Odette de Saint-Maurice, intelectual reconhecida (1918/1993), que conviveu de mãos dadas com o Estado Novo, depois do 25 de Abril, em entrevista, confessou compreender mal a democracia. Entre outras razões, justificava-se com o funcionamento do Parlamento, onde se gritava até ao insulto e, terminadas as sessões de trabalho, todos se entendiam como velhos amigos. Quem, assumidamente, cooperou a maior parte da sua existência com a ditadura; quem coabitou com a paz dos cemitérios e aceitou as perseguições e a morte de quem se batia pela liberdade, não podia compreender os direitos que a democracia consagra. Provavelmente, a Senhora terá morrido triste porque, apesar de escritora de méritos, viveu para exaltar um regime opressivo, vendo neste a solução ideal para governar Portugal, com os resultados que todos conhecemos.

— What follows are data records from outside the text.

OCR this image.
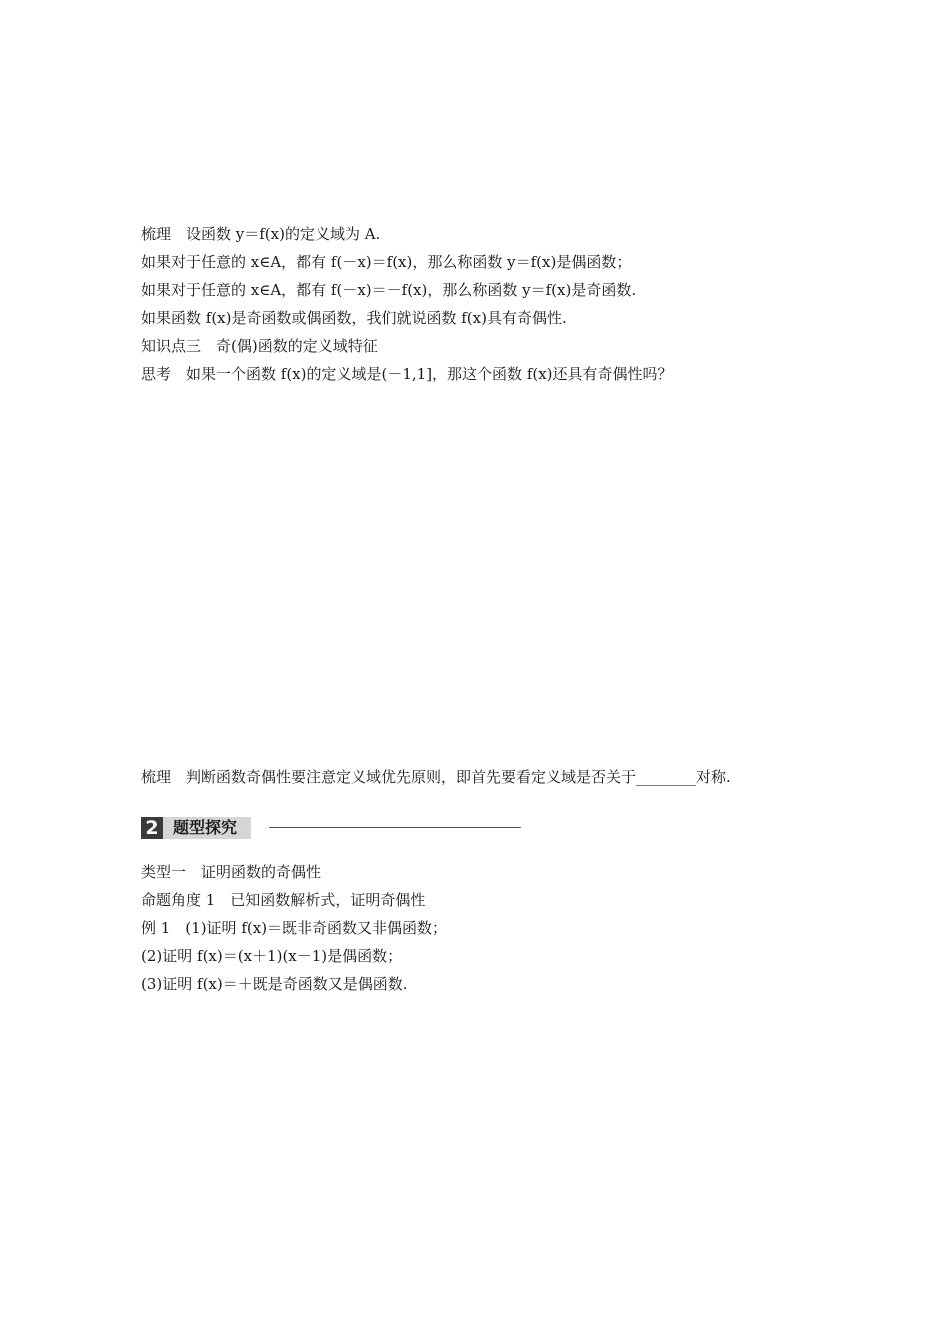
梳理　设函数 y＝f(x)的定义域为 A.
如果对于任意的 x∈A，都有 f(－x)＝f(x)，那么称函数 y＝f(x)是偶函数；
如果对于任意的 x∈A，都有 f(－x)＝－f(x)，那么称函数 y＝f(x)是奇函数.
如果函数 f(x)是奇函数或偶函数，我们就说函数 f(x)具有奇偶性.
知识点三　奇(偶)函数的定义域特征
思考　如果一个函数 f(x)的定义域是(－1,1]，那这个函数 f(x)还具有奇偶性吗？
梳理　判断函数奇偶性要注意定义域优先原则，即首先要看定义域是否关于________对称.
2 题型探究
类型一　证明函数的奇偶性
命题角度 1　已知函数解析式，证明奇偶性
例 1　(1)证明 f(x)＝既非奇函数又非偶函数；
(2)证明 f(x)＝(x＋1)(x－1)是偶函数；
(3)证明 f(x)＝＋既是奇函数又是偶函数.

Democracia é ter a liberdade de debater à exaustão as diferenças de opinião e, no fim, civilizadamente, selar a amizade, independentemente de consensos criados sobre o debatido. Democracia é contestar o que está mal, é sair à rua quando não há outras formas de reivindicar justiça. Democracia é eleger quem entendemos que é mais capaz de nos governar, mas igualmente saber destituir quem mal nos administra. Democracia é o que está a acontecer em Portugal em pico elevado, com debate aceso, exigindo melhor governabilidade, contrapondo-se ideias e projetos diferentes, exigindo respostas para os problemas que são patentes em vários setores da sociedade.
Não vamos entrar em contradição com o que aqui se escreveu na semana passada, quando dissemos que, no caso concreto da Saúde, era necessário dialogar mais e sermos comedidos no alarido; porque entendemos que há questões na sociedade que devem merecer, da parte de quem tem responsabilidades no poder ou na oposição, a obrigação de criar os consensos para que a governação da nação se faça com eficácia, a bem dos portugueses, particularmente dos mais necessitados.
Interessante seria ter uma democracia onde sempre o entendimento superasse a divergência, possibilitando a combinação das boas ideias, estabelecendo os melhores objetivos para o país. Não sendo possível, só temos que aceitar a democracia tal como ela é, não dando ouvidos a quem não abdica de suspirar pelo Estado Novo. Quem viveu o passado e o presente sabe bem que a democracia é o dia límpido que nos dá luz para sentir a beleza da vida; e a ditadura não vai além da noite escura, onde não dá vontade de sair à rua.